Fractionation of an Extract of Pluchea odorata Separates a Property Indicative for the Induction of Cell Plasticity from One That Inhibits a Neoplastic Phenotype

1Institute of Clinical Pathology, Medical University of Vienna, Waehringer Guertel 18-20, 1090 Vienna, Austria
2Department of Pharmacognosy, Faculty of Life Sciences, University of Vienna, AlthanstraBe 14, 1090 Vienna, Austria
3Department of Nutritional Sciences, Faculty of Life Sciences, University of Vienna, AlthanstraBe 14, 1090 Vienna, Austria
4Clinical Institute of Medical and Chemical Laboratory Diagnostics, Medical University of Vienna, Waehringer Guertel 18-20, 1090 Vienna, Austria
5Institute for Ethnobiology, Playa Diana, San José, Petén, Guatemala
6Finzelberg GmbH & Co. KG, Koblenzer Strasse 48-54, 56626 Andernach, Germany

Received 29 September 2011; Accepted 6 December 2011

Academic Editor: Ashok D. Taranalli

Copyright © 2012 Mareike Seelinger et al. This is an open access article distributed under the Creative Commons Attribution License, which permits unrestricted use, distribution, and reproduction in any medium, provided the original work is properly cited.

Abstract

Introduction. Several studies demonstrated that anti-inflammatory remedies exhibit excellent anti-neoplastic properties. An extract of Pluchea odorata (Asteraceae), which is used for wound healing and against inflammatory conditions, was fractionated and properties correlating to anti-neoplastic and wound healing effects were separated. Methods.
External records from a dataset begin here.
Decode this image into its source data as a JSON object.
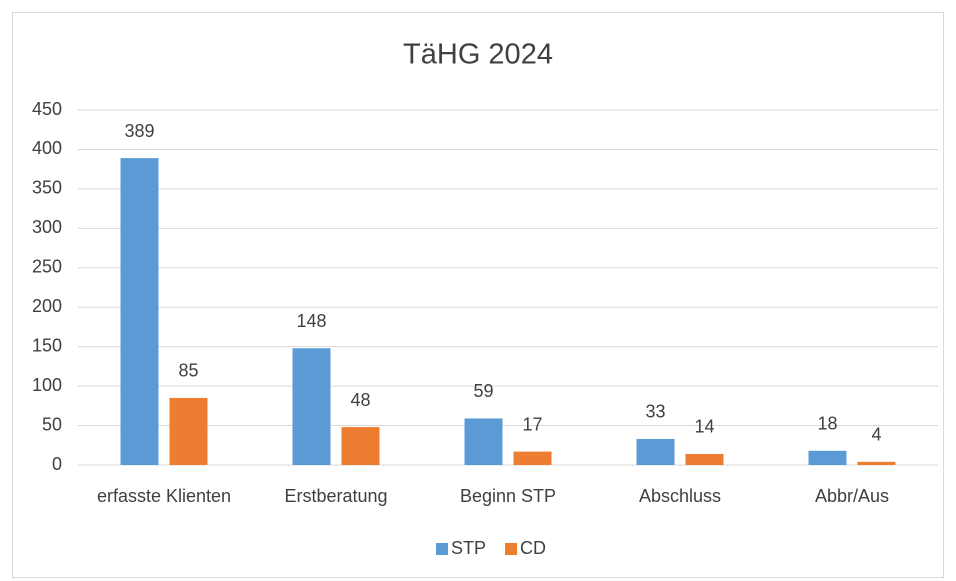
{
  "chart_data": {
    "type": "bar",
    "title": "TäHG 2024",
    "categories": [
      "erfasste Klienten",
      "Erstberatung",
      "Beginn STP",
      "Abschluss",
      "Abbr/Aus"
    ],
    "series": [
      {
        "name": "STP",
        "color": "#5b9bd5",
        "values": [
          389,
          148,
          59,
          33,
          18
        ]
      },
      {
        "name": "CD",
        "color": "#ed7d31",
        "values": [
          85,
          48,
          17,
          14,
          4
        ]
      }
    ],
    "ylim": [
      0,
      450
    ],
    "yticks": [
      0,
      50,
      100,
      150,
      200,
      250,
      300,
      350,
      400,
      450
    ],
    "grid": true,
    "legend": "bottom"
  }
}
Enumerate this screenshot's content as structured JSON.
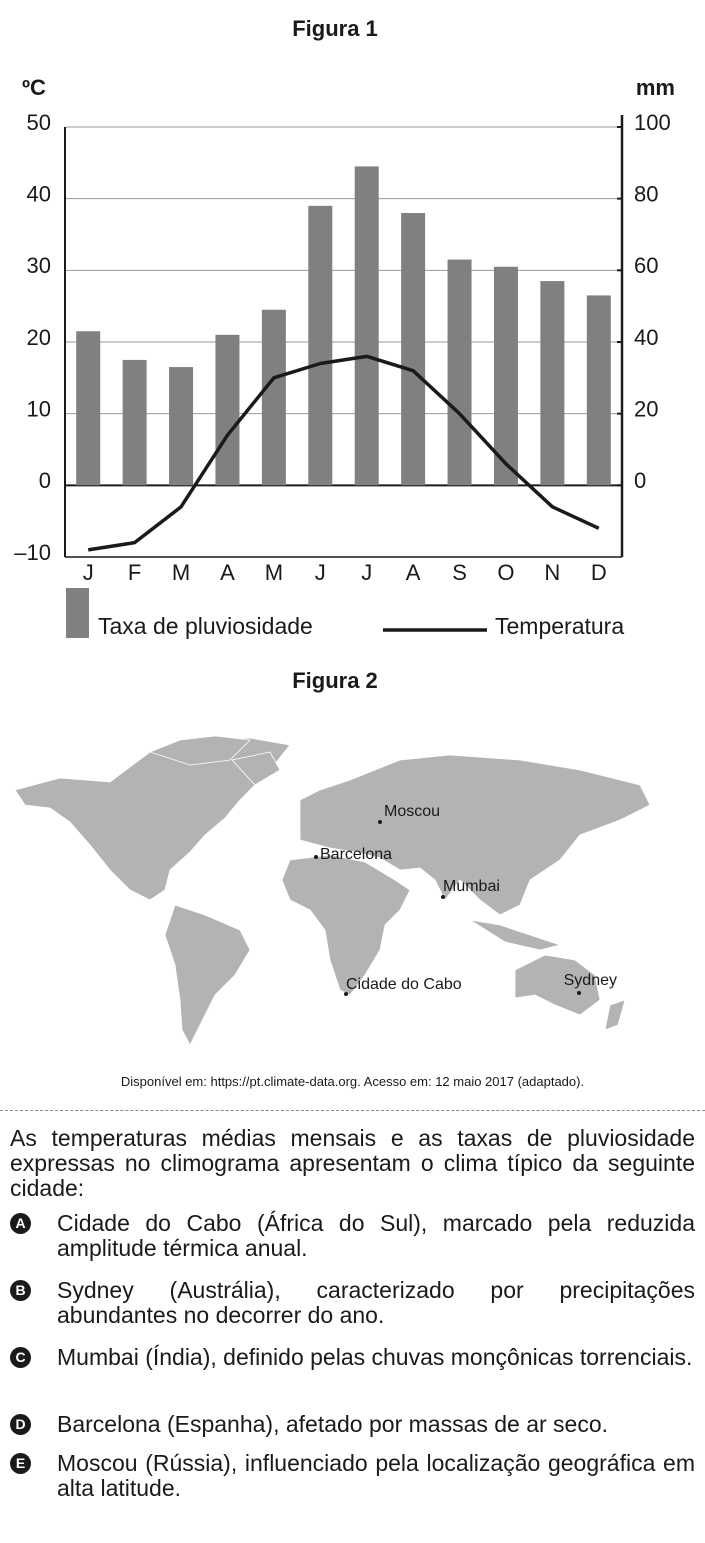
{
  "chart_data": {
    "type": "bar",
    "title": "Figura 1",
    "y_label": "ºC",
    "y2_label": "mm",
    "categories": [
      "J",
      "F",
      "M",
      "A",
      "M",
      "J",
      "J",
      "A",
      "S",
      "O",
      "N",
      "D"
    ],
    "series": [
      {
        "name": "Taxa de pluviosidade",
        "type": "bar",
        "axis": "y2",
        "color": "#808080",
        "values": [
          43,
          35,
          33,
          42,
          49,
          78,
          89,
          76,
          63,
          61,
          57,
          53
        ]
      },
      {
        "name": "Temperatura",
        "type": "line",
        "color": "#1a1a1a",
        "values": [
          -9,
          -8,
          -3,
          7,
          15,
          17,
          18,
          16,
          10,
          3,
          -3,
          -6
        ]
      }
    ],
    "ylim": [
      -10,
      50
    ],
    "yticks": [
      {
        "value": -10,
        "label": "–10"
      },
      0,
      10,
      20,
      30,
      40,
      50
    ],
    "y2lim": [
      -20,
      100
    ],
    "y2ticks": [
      0,
      20,
      40,
      60,
      80,
      100
    ],
    "grid": true
  },
  "figure2": {
    "title": "Figura 2",
    "cities": [
      "Moscou",
      "Barcelona",
      "Mumbai",
      "Cidade do Cabo",
      "Sydney"
    ]
  },
  "source": "Disponível em: https://pt.climate-data.org. Acesso em: 12 maio 2017 (adaptado).",
  "question": "As temperaturas médias mensais e as taxas de pluviosidade expressas no climograma apresentam o clima típico da seguinte cidade:",
  "options": [
    {
      "letter": "A",
      "text": "Cidade do Cabo (África do Sul), marcado pela reduzida amplitude térmica anual."
    },
    {
      "letter": "B",
      "text": "Sydney (Austrália), caracterizado por precipitações abundantes no decorrer do ano."
    },
    {
      "letter": "C",
      "text": "Mumbai (Índia), definido pelas chuvas monçônicas torrenciais."
    },
    {
      "letter": "D",
      "text": "Barcelona (Espanha), afetado por massas de ar seco."
    },
    {
      "letter": "E",
      "text": "Moscou (Rússia), influenciado pela localização geográfica em alta latitude."
    }
  ]
}
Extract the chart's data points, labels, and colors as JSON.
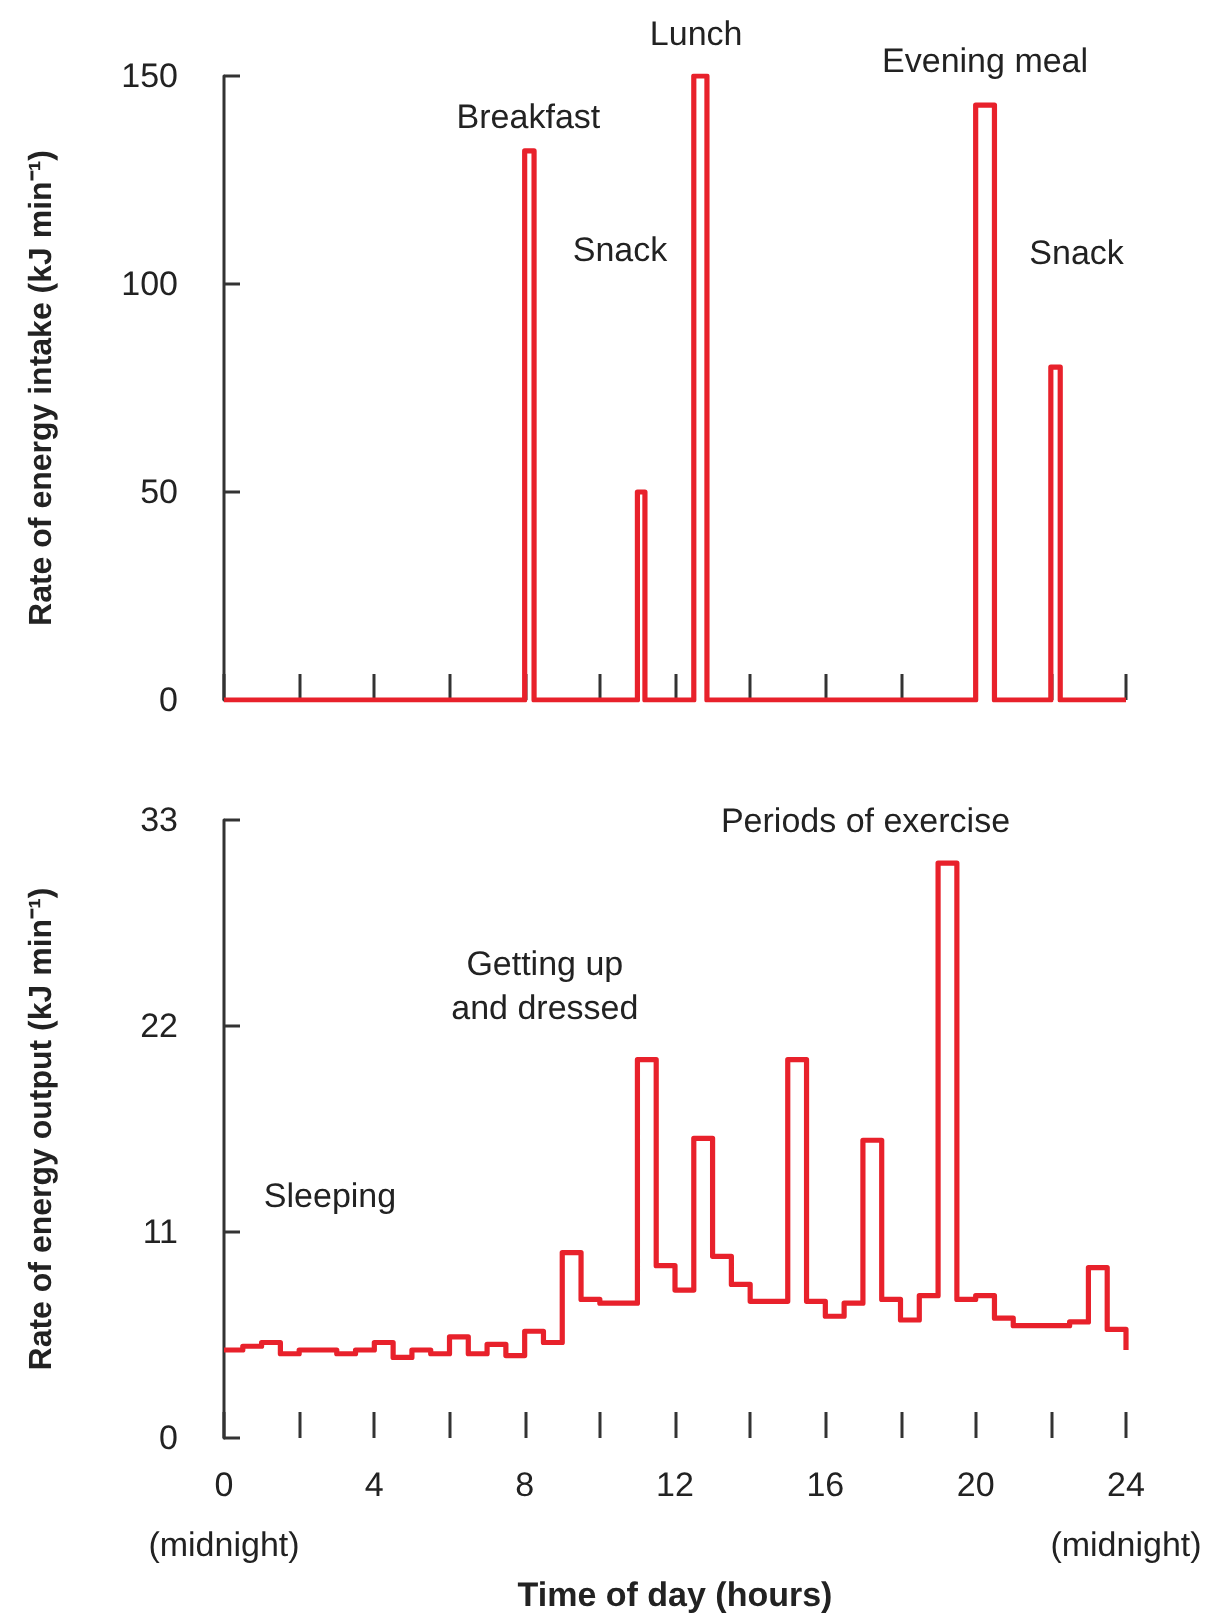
{
  "chart_data": [
    {
      "type": "step",
      "ylabel": "Rate of energy intake (kJ min⁻¹)",
      "xlim": [
        0,
        24
      ],
      "ylim": [
        0,
        150
      ],
      "yticks": [
        0,
        50,
        100,
        150
      ],
      "xticks": [
        {
          "value": 0,
          "label": null
        },
        {
          "value": 2,
          "label": null
        },
        {
          "value": 4,
          "label": null
        },
        {
          "value": 6,
          "label": null
        },
        {
          "value": 8,
          "label": null
        },
        {
          "value": 10,
          "label": null
        },
        {
          "value": 12,
          "label": null
        },
        {
          "value": 14,
          "label": null
        },
        {
          "value": 16,
          "label": null
        },
        {
          "value": 18,
          "label": null
        },
        {
          "value": 20,
          "label": null
        },
        {
          "value": 22,
          "label": null
        },
        {
          "value": 24,
          "label": null
        }
      ],
      "tick_labels": "y",
      "grid": false,
      "series": [
        {
          "color": "#e8212b",
          "x": [
            0,
            8,
            8.25,
            11,
            11.2,
            12.5,
            12.85,
            20,
            20.5,
            22,
            22.25,
            24
          ],
          "values": [
            0,
            132,
            0,
            50,
            0,
            150,
            0,
            143,
            0,
            80,
            0,
            0
          ]
        }
      ],
      "annotations": [
        {
          "text": "Breakfast",
          "x": 8.1,
          "y": 132
        },
        "Snack",
        {
          "text": "Lunch",
          "x": 12.67,
          "y": 150
        },
        {
          "text": "Evening meal",
          "x": 20.25,
          "y": 143
        },
        {
          "text": "Snack",
          "x": 22.1,
          "y": 80
        }
      ]
    },
    {
      "type": "step",
      "xlabel": "Time of day (hours)",
      "ylabel": "Rate of energy output (kJ min⁻¹)",
      "xlim": [
        0,
        24
      ],
      "ylim": [
        0,
        33
      ],
      "yticks": [
        0,
        11,
        22,
        33
      ],
      "xticks": [
        {
          "value": 0,
          "label": "0\n\n(midnight)"
        },
        {
          "value": 2,
          "label": null
        },
        {
          "value": 4,
          "label": "4"
        },
        {
          "value": 6,
          "label": null
        },
        {
          "value": 8,
          "label": "8"
        },
        {
          "value": 10,
          "label": null
        },
        {
          "value": 12,
          "label": "12"
        },
        {
          "value": 14,
          "label": null
        },
        {
          "value": 16,
          "label": "16"
        },
        {
          "value": 18,
          "label": null
        },
        {
          "value": 20,
          "label": "20"
        },
        {
          "value": 22,
          "label": null
        },
        {
          "value": 24,
          "label": "24\n\n(midnight)"
        }
      ],
      "grid": false,
      "series": [
        {
          "color": "#e8212b",
          "x": [
            0,
            0.5,
            1,
            1.5,
            2,
            3,
            3.5,
            4,
            4.5,
            5,
            5.5,
            6,
            6.5,
            7,
            7.5,
            8,
            8.5,
            9,
            9.5,
            10,
            11,
            11.5,
            12,
            12.5,
            13,
            13.5,
            14,
            15,
            15.5,
            16,
            16.5,
            17,
            17.5,
            18,
            18.5,
            19,
            19.5,
            20,
            20.5,
            21,
            22.5,
            23,
            23.5,
            24
          ],
          "values": [
            4.7,
            4.9,
            5.1,
            4.5,
            4.7,
            4.5,
            4.7,
            5.1,
            4.3,
            4.7,
            4.5,
            5.4,
            4.5,
            5.0,
            4.4,
            5.7,
            5.1,
            9.9,
            7.4,
            7.2,
            20.2,
            9.2,
            7.9,
            16.0,
            9.7,
            8.2,
            7.3,
            20.2,
            7.3,
            6.5,
            7.2,
            15.9,
            7.4,
            6.3,
            7.6,
            30.7,
            7.4,
            7.6,
            6.4,
            6.0,
            6.2,
            9.1,
            5.8,
            4.7
          ]
        }
      ],
      "annotations": [
        "Sleeping",
        {
          "text": "Getting up\nand dressed",
          "x": 11.25,
          "y": 20.2
        },
        {
          "text": "Periods of exercise",
          "x": 19.25,
          "y": 30.7
        }
      ]
    }
  ]
}
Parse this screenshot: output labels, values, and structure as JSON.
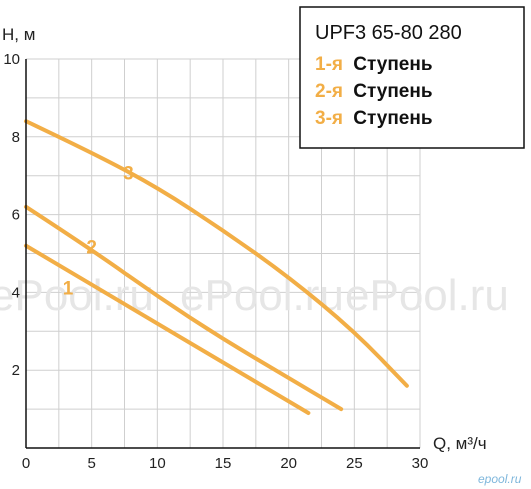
{
  "chart_data": {
    "type": "line",
    "xlabel": "Q, м³/ч",
    "ylabel": "H, м",
    "xlim": [
      0,
      30
    ],
    "ylim": [
      0,
      10
    ],
    "x_ticks": [
      "0",
      "5",
      "10",
      "15",
      "20",
      "25",
      "30"
    ],
    "y_ticks": [
      "2",
      "4",
      "6",
      "8",
      "10"
    ],
    "grid": true,
    "legend_position": "top-right",
    "legend": {
      "title": "UPF3 65-80 280",
      "items": [
        {
          "num": "1-я",
          "text": "Ступень"
        },
        {
          "num": "2-я",
          "text": "Ступень"
        },
        {
          "num": "3-я",
          "text": "Ступень"
        }
      ]
    },
    "curve_labels": [
      "1",
      "2",
      "3"
    ],
    "series": [
      {
        "label": "1",
        "x": [
          0,
          5,
          10,
          15,
          20,
          21.5
        ],
        "y": [
          5.2,
          4.2,
          3.2,
          2.2,
          1.2,
          0.9
        ]
      },
      {
        "label": "2",
        "x": [
          0,
          5,
          10,
          15,
          20,
          24
        ],
        "y": [
          6.2,
          5.1,
          3.9,
          2.8,
          1.8,
          1.0
        ]
      },
      {
        "label": "3",
        "x": [
          0,
          5,
          10,
          15,
          20,
          25,
          29
        ],
        "y": [
          8.4,
          7.6,
          6.7,
          5.6,
          4.4,
          3.0,
          1.6
        ]
      }
    ],
    "line_color": "#f2ae46"
  },
  "watermarks": [
    "ePool.ru",
    "ePool.ru",
    "ePool.ru"
  ],
  "brand": "epool.ru"
}
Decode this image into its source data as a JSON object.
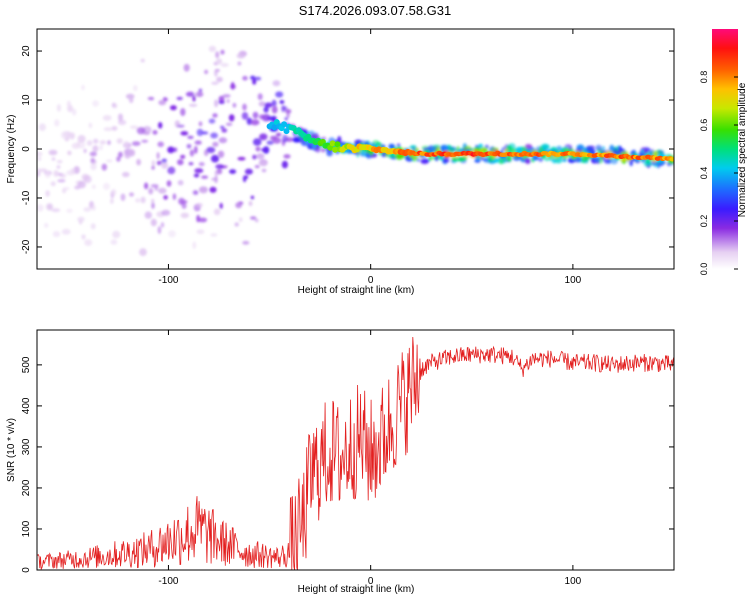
{
  "title": "S174.2026.093.07.58.G31",
  "colors": {
    "snr_line": "#e32020",
    "frame": "#000000",
    "background": "#ffffff"
  },
  "chart_data": [
    {
      "type": "heatmap",
      "name": "spectrogram",
      "xlabel": "Height of straight line (km)",
      "ylabel": "Frequency (Hz)",
      "xlim": [
        -165,
        150
      ],
      "ylim": [
        -24.5,
        24.5
      ],
      "xticks": [
        -100,
        0,
        100
      ],
      "xtick_labels": [
        "-100",
        "0",
        "100"
      ],
      "yticks": [
        20,
        10,
        0,
        -10,
        -20
      ],
      "ytick_labels": [
        "20",
        "10",
        "0",
        "-10",
        "-20"
      ],
      "colorbar": {
        "label": "Normalized spectral amplitude",
        "range": [
          0.0,
          1.0
        ],
        "ticks": [
          0.0,
          0.2,
          0.4,
          0.6,
          0.8
        ],
        "tick_labels": [
          "0.0",
          "0.2",
          "0.4",
          "0.6",
          "0.8"
        ],
        "colormap": "rainbow (white-violet-blue-cyan-green-yellow-red-magenta)"
      },
      "ridge": {
        "description": "Dominant frequency ridge vs height",
        "x": [
          -145,
          -120,
          -100,
          -80,
          -60,
          -45,
          -35,
          -25,
          -10,
          0,
          25,
          50,
          75,
          100,
          125,
          150
        ],
        "y": [
          -5,
          -3,
          0,
          2,
          3,
          5,
          3,
          1,
          0,
          0,
          -1,
          -1,
          -1,
          -1,
          -1.5,
          -2
        ],
        "amplitude": [
          0.1,
          0.15,
          0.25,
          0.3,
          0.35,
          0.45,
          0.5,
          0.6,
          0.75,
          0.8,
          0.9,
          0.95,
          0.9,
          0.85,
          0.9,
          0.85
        ]
      }
    },
    {
      "type": "line",
      "name": "snr",
      "xlabel": "Height of straight line (km)",
      "ylabel": "SNR (10 * v/v)",
      "xlim": [
        -165,
        150
      ],
      "ylim": [
        0,
        585
      ],
      "xticks": [
        -100,
        0,
        100
      ],
      "xtick_labels": [
        "-100",
        "0",
        "100"
      ],
      "yticks": [
        0,
        100,
        200,
        300,
        400,
        500
      ],
      "ytick_labels": [
        "0",
        "100",
        "200",
        "300",
        "400",
        "500"
      ],
      "series": [
        {
          "name": "SNR",
          "x": [
            -165,
            -150,
            -130,
            -110,
            -95,
            -85,
            -75,
            -60,
            -45,
            -38,
            -33,
            -30,
            -25,
            -20,
            -15,
            -10,
            -5,
            0,
            5,
            10,
            15,
            20,
            25,
            30,
            40,
            50,
            60,
            70,
            75,
            80,
            90,
            100,
            110,
            120,
            130,
            140,
            150
          ],
          "y": [
            20,
            25,
            35,
            50,
            80,
            100,
            70,
            40,
            30,
            50,
            120,
            220,
            260,
            290,
            270,
            300,
            320,
            280,
            310,
            360,
            400,
            440,
            490,
            505,
            520,
            525,
            525,
            520,
            490,
            515,
            515,
            505,
            505,
            500,
            505,
            505,
            500
          ]
        }
      ]
    }
  ]
}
Up to six fractionation steps using silica gel, Sephadex columns, and distinct solvent systems were used, and eluted fractions were analysed by thin layer chromatography, apoptosis, and proliferation assays. The expression of oncogenes and proteins regulating cell migration was investigated by immunoblotting after treating HL60 cells with the most active fractions. Results. Sequential fractionations enriched anti-neoplastic activities which suppressed oncogene expression of JunB, c-Jun, c-Myc, and Stat3. Furthermore, a fraction (F4.6.3) inducing or keeping up expression of the mobility markers MYPT, ROCK1, and paxillin could be separated from another fraction (F4.3.7), which inhibited these markers. Conclusions. Wound healing builds up scar or specific tissue, and hence, compounds enhancing cell migration support this process. In contrast, successful anti-neoplastic therapy combats tumour progression, and thus, suppression of cell migration is mandatory.